Pfizer has previously said it expects to contact the US Food and Drug Administration to apply for an Emergency Use Authorization by the third week of November, meaning the announcement could be days away.

The FDA had imposed a requirement on Covid-19 vaccine makers of having at least two months of follow-up with volunteers after their second dose, taken 28 days after the first, in order to ensure the drugs are safe.

Volunteers still needed to test variety of vaccines

Two vaccines might be nearing the finish line, but scientists caution it's critical that enough people volunteer to help finish studying other candidates in the US and around the world.

Moderna Inc. and competitor Pfizer Inc. recently announced preliminary results showing their vaccines appear more than 90 percent effective, at least for short-term protection against Covid-19.

If those early results hold up and US regulators agree the shots are safe, emergency use of small, rationed supplies could start in late December. Other countries with contracts for early doses would undertake their own reviews.

But multiple vaccines will be needed to meet global demand and help end the pandemic, raising concern that studies that still need to sign up thousands of volunteers could run short if people wait for an already OK'd option instead.

Brazil reports over 35,000 new cases

Brazil recorded 35,294 additional confirmed cases in the past 24 hours and 685 deaths, the Health Ministry said.

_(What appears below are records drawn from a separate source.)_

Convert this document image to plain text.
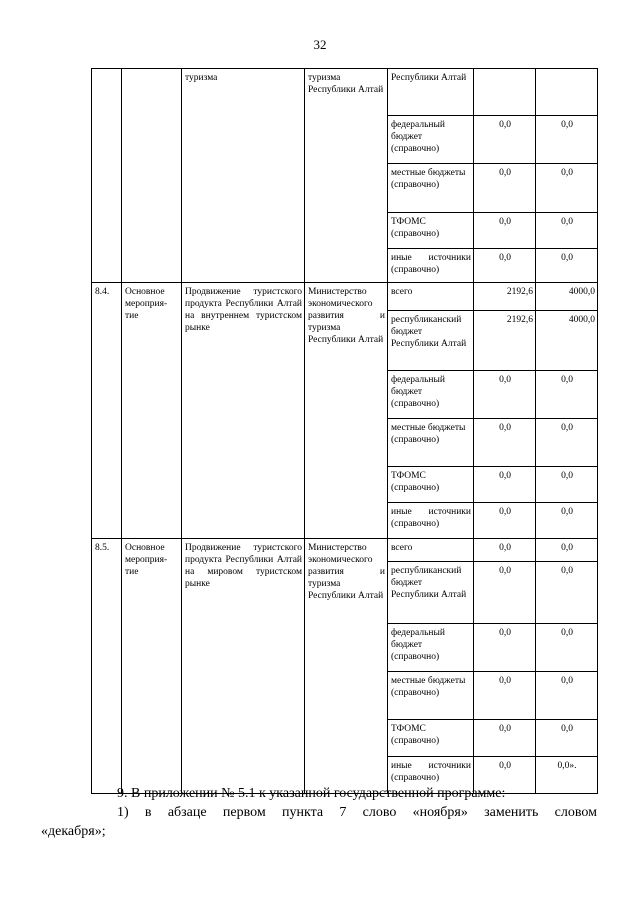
32
		туризма	туризма Республики Алтай	Республики Алтай		
				федеральный бюджет (справочно)	0,0	0,0
				местные бюджеты (справочно)	0,0	0,0
				ТФОМС (справочно)	0,0	0,0
				иные источники (справочно)	0,0	0,0
8.4.	Основное мероприя-тие	Продвижение туристского продукта Республики Алтай на внутреннем туристском рынке	Министерство экономического развития и туризма Республики Алтай	всего	2192,6	4000,0
				республиканский бюджет Республики Алтай	2192,6	4000,0
				федеральный бюджет (справочно)	0,0	0,0
				местные бюджеты (справочно)	0,0	0,0
				ТФОМС (справочно)	0,0	0,0
				иные источники (справочно)	0,0	0,0
8.5.	Основное мероприя-тие	Продвижение туристского продукта Республики Алтай на мировом туристском рынке	Министерство экономического развития и туризма Республики Алтай	всего	0,0	0,0
				республиканский бюджет Республики Алтай	0,0	0,0
				федеральный бюджет (справочно)	0,0	0,0
				местные бюджеты (справочно)	0,0	0,0
				ТФОМС (справочно)	0,0	0,0
				иные источники (справочно)	0,0	0,0».
9. В приложении № 5.1 к указанной государственной программе:
1) в абзаце первом пункта 7 слово «ноября» заменить словом
«декабря»;
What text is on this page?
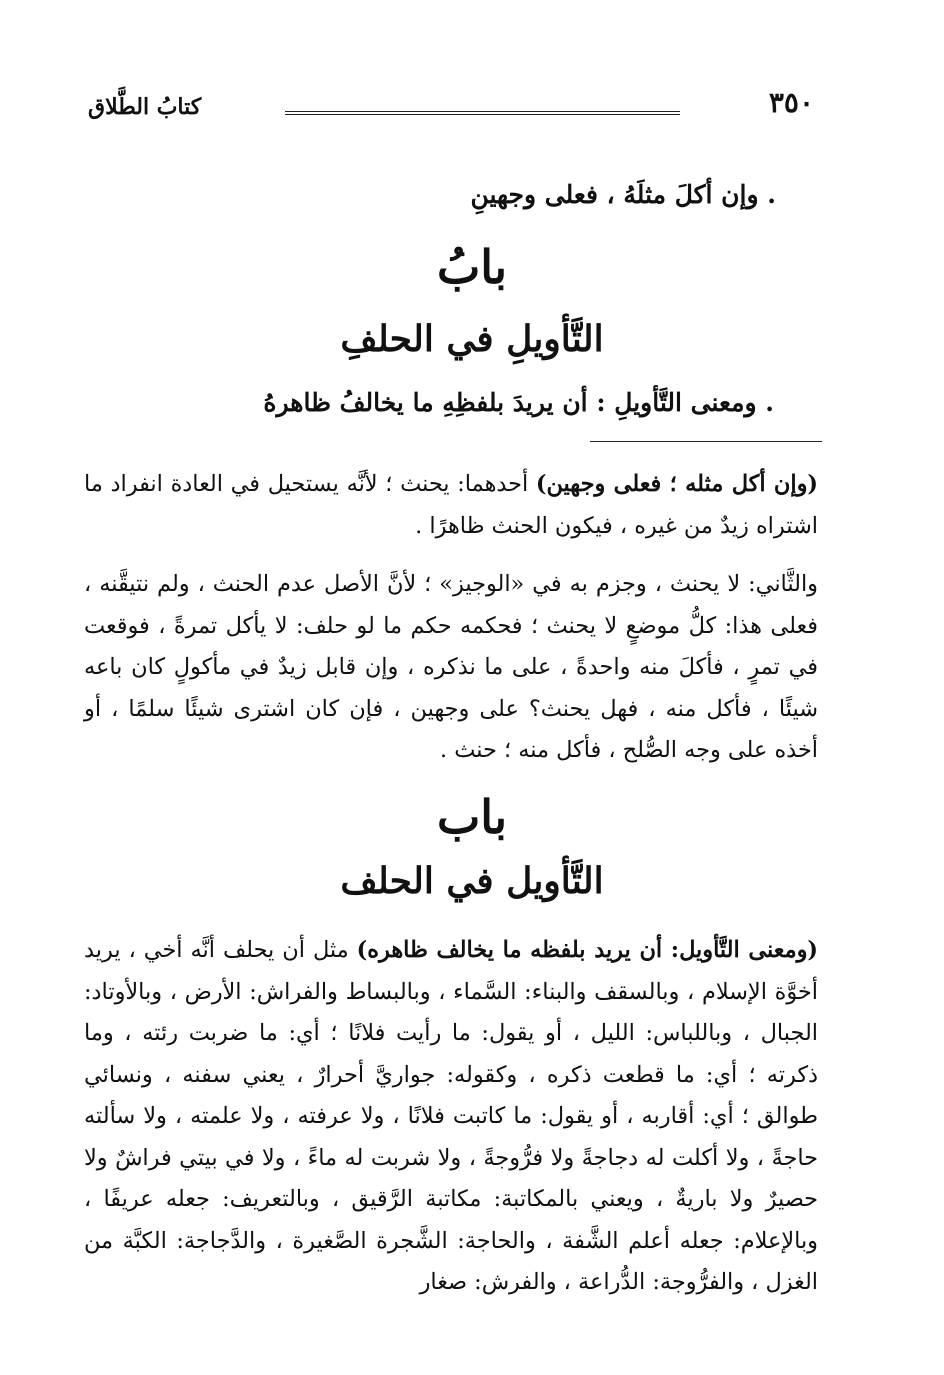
كتابُ الطَّلاق	٣٥٠
وإن أكلَ مثلَهُ ، فعلى وجهينِ .
بابُ
التَّأويلِ في الحلفِ
ومعنى التَّأويلِ : أن يريدَ بلفظِهِ ما يخالفُ ظاهرهُ .
(وإن أكل مثله ؛ فعلى وجهين) أحدهما: يحنث ؛ لأنَّه يستحيل في العادة انفراد ما اشتراه زيدٌ من غيره ، فيكون الحنث ظاهرًا .
والثَّاني: لا يحنث ، وجزم به في «الوجيز» ؛ لأنَّ الأصل عدم الحنث ، ولم نتيقَّنه ، فعلى هذا: كلُّ موضعٍ لا يحنث ؛ فحكمه حكم ما لو حلف: لا يأكل تمرةً ، فوقعت في تمرٍ ، فأكلَ منه واحدةً ، على ما نذكره ، وإن قابل زيدٌ في مأكولٍ كان باعه شيئًا ، فأكل منه ، فهل يحنث؟ على وجهين ، فإن كان اشترى شيئًا سلمًا ، أو أخذه على وجه الصُّلح ، فأكل منه ؛ حنث .
باب
التَّأويل في الحلف
(ومعنى التَّأويل: أن يريد بلفظه ما يخالف ظاهره) مثل أن يحلف أنَّه أخي ، يريد أخوَّة الإسلام ، وبالسقف والبناء: السَّماء ، وبالبساط والفراش: الأرض ، وبالأوتاد: الجبال ، وباللباس: الليل ، أو يقول: ما رأيت فلانًا ؛ أي: ما ضربت رئته ، وما ذكرته ؛ أي: ما قطعت ذكره ، وكقوله: جواريَّ أحرارٌ ، يعني سفنه ، ونسائي طوالق ؛ أي: أقاربه ، أو يقول: ما كاتبت فلانًا ، ولا عرفته ، ولا علمته ، ولا سألته حاجةً ، ولا أكلت له دجاجةً ولا فرُّوجةً ، ولا شربت له ماءً ، ولا في بيتي فراشٌ ولا حصيرٌ ولا باريةٌ ، ويعني بالمكاتبة: مكاتبة الرَّقيق ، وبالتعريف: جعله عريفًا ، وبالإعلام: جعله أعلم الشَّفة ، والحاجة: الشَّجرة الصَّغيرة ، والدَّجاجة: الكبَّة من الغزل ، والفرُّوجة: الدُّراعة ، والفرش: صغار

Brazil has registered more than 5.9 million cases of the virus since the pandemic began, while the official death toll has risen to 166,699, according to ministry data.

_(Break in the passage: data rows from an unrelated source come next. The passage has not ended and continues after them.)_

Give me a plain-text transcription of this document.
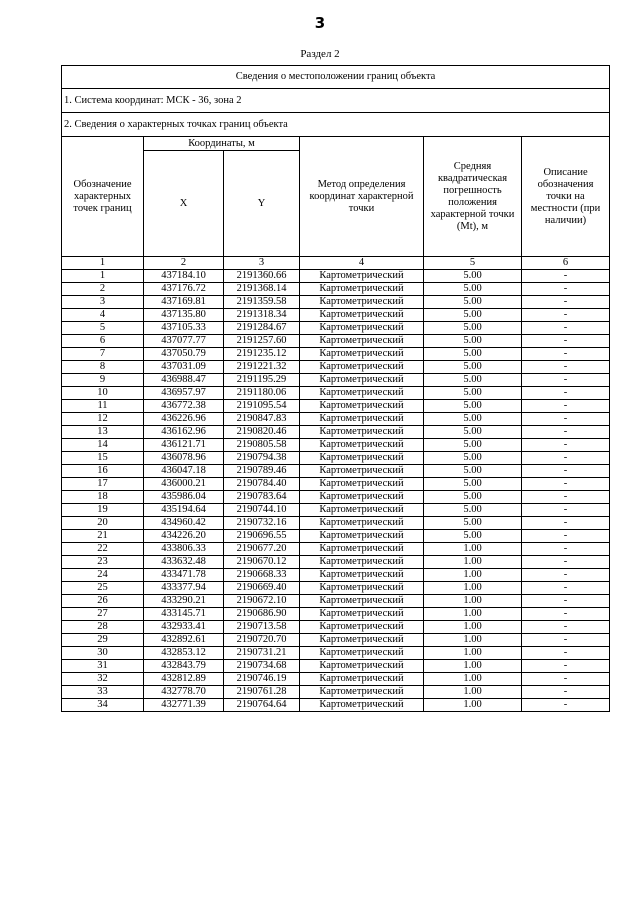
3
Раздел 2
Сведения о местоположении границ объекта					
1. Система координат: МСК - 36, зона 2					
2. Сведения о характерных точках границ объекта					
Обозначение характерных точек границ	Координаты, м		Метод определения координат характерной точки	Средняя квадратическая погрешность положения характерной точки (Mt), м	Описание обозначения точки на местности (при наличии)
	X	Y			
1	2	3	4	5	6
1	437184.10	2191360.66	Картометрический	5.00	-
2	437176.72	2191368.14	Картометрический	5.00	-
3	437169.81	2191359.58	Картометрический	5.00	-
4	437135.80	2191318.34	Картометрический	5.00	-
5	437105.33	2191284.67	Картометрический	5.00	-
6	437077.77	2191257.60	Картометрический	5.00	-
7	437050.79	2191235.12	Картометрический	5.00	-
8	437031.09	2191221.32	Картометрический	5.00	-
9	436988.47	2191195.29	Картометрический	5.00	-
10	436957.97	2191180.06	Картометрический	5.00	-
11	436772.38	2191095.54	Картометрический	5.00	-
12	436226.96	2190847.83	Картометрический	5.00	-
13	436162.96	2190820.46	Картометрический	5.00	-
14	436121.71	2190805.58	Картометрический	5.00	-
15	436078.96	2190794.38	Картометрический	5.00	-
16	436047.18	2190789.46	Картометрический	5.00	-
17	436000.21	2190784.40	Картометрический	5.00	-
18	435986.04	2190783.64	Картометрический	5.00	-
19	435194.64	2190744.10	Картометрический	5.00	-
20	434960.42	2190732.16	Картометрический	5.00	-
21	434226.20	2190696.55	Картометрический	5.00	-
22	433806.33	2190677.20	Картометрический	1.00	-
23	433632.48	2190670.12	Картометрический	1.00	-
24	433471.78	2190668.33	Картометрический	1.00	-
25	433377.94	2190669.40	Картометрический	1.00	-
26	433290.21	2190672.10	Картометрический	1.00	-
27	433145.71	2190686.90	Картометрический	1.00	-
28	432933.41	2190713.58	Картометрический	1.00	-
29	432892.61	2190720.70	Картометрический	1.00	-
30	432853.12	2190731.21	Картометрический	1.00	-
31	432843.79	2190734.68	Картометрический	1.00	-
32	432812.89	2190746.19	Картометрический	1.00	-
33	432778.70	2190761.28	Картометрический	1.00	-
34	432771.39	2190764.64	Картометрический	1.00	-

Greek protesters clash with police after defying virus ban

Greek police used tear gas, stun grenades and water cannon in Athens on Tuesday to break up a demonstration to commemorate a 1973 student uprising against the military junta that was banned because of the pandemic.

November 17 is a treasured anniversary for many Greeks, recalling a crackdown that killed 24, including many students of the Athens Polytechnic.

The bloodbath was generally considered to have broken the junta's grip on power and speeded the restoration of democracy, and last year's commemorations drew crowds totalling more than 30,000 people in major cities.

But this year Prime Minister Kyriakos Mitsotakis' conservative government banned the public demonstrations as Greece faces mounting coronavirus cases.

This year, "protecting public health and solidarity with our fellow citizens, especially young people squeezed by the economic crisis, is the priority," Mitsotakis said Tuesday.

Police said around 1,500 people defied the ban, adding that they were backers of the KKE communist party and small left-wing party Antarsya.

Large numbers of riot police were already deployed.

States in US plead for more federal help

With more shutdowns looming and a vaccine months away from wide distribution, governors across the US are pleading for more help from Washington ahead of what is shaping up to be a bleak winter.

Renewed restrictions on indoor businesses, overloaded hospitals and the coming end of unemployment benefits for millions of Americans have led governors to paint a dire picture of the months ahead unless the federal government steps in with more money and leadership to help them shore up their damaged budgets and beat back the resurgence of the coronavirus.

Between now and June 2022 , state and local governments could be facing a shortfall of $400 billion or more by some estimates.